俺はふと思い立って、雪だるまの前で撮った写真や宴の写真を添付したメールを『あの子』――道具屋のココに送信した。無事にフロストドラゴンを倒したという短い文言を添えて。
メールを送信して五分くらい経ってから返信が来た。
――写真ありがとうございます! 帰ったら冒険のお話いっぱい聞かせてくださいね、お兄ちゃん。
お兄ちゃん、か。
俺はつい、にやけてしまった。
自分もなにか撮らねばと思ったのだろうか。メールにはココの自撮り写真が添付されていた。

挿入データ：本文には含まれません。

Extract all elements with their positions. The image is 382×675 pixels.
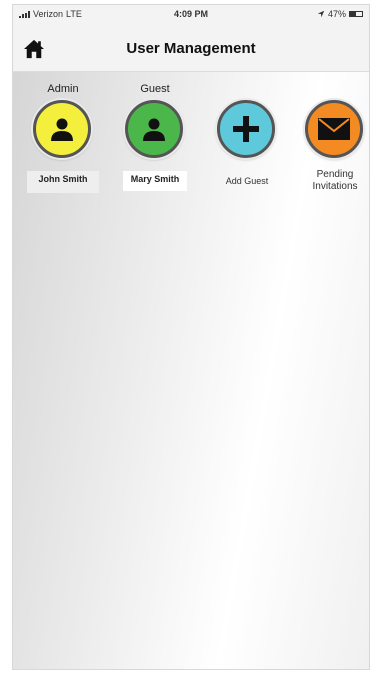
user-name: Mary Smith xyxy=(123,171,187,191)
pending-invitations-button[interactable] xyxy=(305,100,363,158)
user-tiles-row: Admin John Smith Guest Mary Smith Add Gu… xyxy=(13,83,369,203)
user-avatar[interactable] xyxy=(125,100,183,158)
plus-icon xyxy=(233,116,259,142)
person-icon xyxy=(51,118,73,141)
nav-bar: User Management xyxy=(13,27,369,71)
header-area: Verizon LTE 4:09 PM 47% User Management xyxy=(13,5,369,72)
status-right: 47% xyxy=(317,9,363,19)
add-guest-tile[interactable]: Add Guest xyxy=(207,83,287,186)
user-name: John Smith xyxy=(27,171,99,193)
status-time: 4:09 PM xyxy=(173,9,208,19)
phone-screen: Verizon LTE 4:09 PM 47% User Management … xyxy=(12,4,370,670)
battery-icon xyxy=(349,11,363,17)
user-tile-john-smith[interactable]: Admin John Smith xyxy=(23,83,103,193)
location-arrow-icon xyxy=(317,10,325,18)
status-bar: Verizon LTE 4:09 PM 47% xyxy=(13,5,369,25)
battery-level xyxy=(350,12,356,16)
pending-invitations-label: Pending Invitations xyxy=(312,169,358,192)
role-label: Admin xyxy=(47,83,79,95)
battery-percent: 47% xyxy=(327,9,346,19)
add-guest-button[interactable] xyxy=(217,100,275,158)
page-title: User Management xyxy=(126,40,256,57)
person-icon xyxy=(143,118,165,141)
role-label: Guest xyxy=(140,83,170,95)
user-avatar[interactable] xyxy=(33,100,91,158)
envelope-icon xyxy=(318,118,350,140)
add-guest-label: Add Guest xyxy=(225,176,269,186)
user-tile-mary-smith[interactable]: Guest Mary Smith xyxy=(115,83,195,191)
pending-invitations-tile[interactable]: Pending Invitations xyxy=(295,83,369,192)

写真の中のココはちょっと恥ずかしげにはにかんでいる。
かわいい。
かわいい。
正直、すっごいかわいい。愛おしい。
俺はその写真をピクチャフォルダに保存した。
ココとは店員と客以上の関係になった。このつながりを大事にしていきたい。
セレナやクラリーチェとはまた違った『この子を大切にしたい』という想いが俺の中にあった。
なんか、ホントに妹ができたみたいだ。
――勇者よ。お前に問う。
宴も佳境を過ぎて静かになっていた。
ドラゴニュートの大半がもう自分たちの家に戻ってしまっており、残っている者も酒に酔いつぶれて眠ってしまっていた。
そんなとき、ドラゴニュートのリーダーが俺の隣に腰を下ろしてそう言ってきたのだ。
――我々の、この集落に住むつもりはないか。